What started as a joke for a 24-year-old software engineer is today a legitimate website to track broken ice-cream machines in McDonald’s outlets throughout the US. Rashiq Zahid, a reverse engineer, one day visited McDonald’s in the Kreuzberg district of Berlin in the hopes to get some ice cream. When he tried ordering a sundae from the touchscreen kiosk, it showed no ice cream was available. He tried doing so from the McDonald’s app but was still out of luck.
“I love poking around in different apps and just looking at the security features and the internal APIs,” Zahid told The Verge. “I am pretty familiar with how to reverse-engineer apps.” Zahid built a bot and created an API that attempted to add a McSundae from every McDonald’s location to its cart once every minute.

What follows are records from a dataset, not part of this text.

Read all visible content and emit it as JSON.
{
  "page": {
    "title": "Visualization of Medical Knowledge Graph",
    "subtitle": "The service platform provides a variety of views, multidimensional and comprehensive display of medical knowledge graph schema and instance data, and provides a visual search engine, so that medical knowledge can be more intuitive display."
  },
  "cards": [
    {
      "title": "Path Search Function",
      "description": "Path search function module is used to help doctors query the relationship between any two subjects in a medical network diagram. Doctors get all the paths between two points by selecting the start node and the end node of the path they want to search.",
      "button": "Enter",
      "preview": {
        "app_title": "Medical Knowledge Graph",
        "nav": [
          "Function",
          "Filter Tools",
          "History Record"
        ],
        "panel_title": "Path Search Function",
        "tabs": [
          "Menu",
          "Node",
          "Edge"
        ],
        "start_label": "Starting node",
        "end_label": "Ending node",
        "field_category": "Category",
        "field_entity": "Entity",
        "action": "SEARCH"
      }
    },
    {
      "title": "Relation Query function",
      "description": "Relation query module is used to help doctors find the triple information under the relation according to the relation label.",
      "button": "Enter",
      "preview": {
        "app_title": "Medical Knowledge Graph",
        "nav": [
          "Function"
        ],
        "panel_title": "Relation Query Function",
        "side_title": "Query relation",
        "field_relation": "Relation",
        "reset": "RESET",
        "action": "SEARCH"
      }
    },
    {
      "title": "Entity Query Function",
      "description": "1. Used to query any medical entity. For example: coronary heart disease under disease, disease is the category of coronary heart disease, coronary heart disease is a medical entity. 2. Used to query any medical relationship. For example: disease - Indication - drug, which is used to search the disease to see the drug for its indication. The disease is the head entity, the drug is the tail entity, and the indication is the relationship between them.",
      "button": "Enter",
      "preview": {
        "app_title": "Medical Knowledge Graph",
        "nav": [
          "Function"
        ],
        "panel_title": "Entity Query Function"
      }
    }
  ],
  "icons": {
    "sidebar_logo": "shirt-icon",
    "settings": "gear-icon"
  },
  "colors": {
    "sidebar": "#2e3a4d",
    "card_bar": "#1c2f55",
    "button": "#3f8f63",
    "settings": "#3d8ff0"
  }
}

Soon after, he was blocked by the app that recognised it was a bot’s doing.
Zahid then tweaked the time-frame and set it to add an ice cream sundae from every McDonald’s outlet every 30 minutes. If the bot successfully adds the item, it lets McBroken know that the location’s machine is working. If it can’t, the location gets a red dot, as per sources who confirmed the authenticity of the method to The Verge.
So now, when users visit mcbroken.com, they see a map of every McDonald’s location in the US, denoted by clusters of dots. The locations with a working ice-cream machine get a green dot and those without one get a red dot. Columns on the right-hand side show statistics of broken ice-cream machines in the US.
Zahid first tested the bot in Germany bicycling his way through 1500 locations of McDonald’s placing orders manually. When he saw positive results he thought of expanding the website to the states.
Zahid told the publication that he was running McBroken on a server that cost him $5 a month. He started McBroken just for fun but within 20 minutes of its launch, the website crashed because it had 10,000 visitors. However, after offloading some traffic Zahid noted that the website now runs perfectly.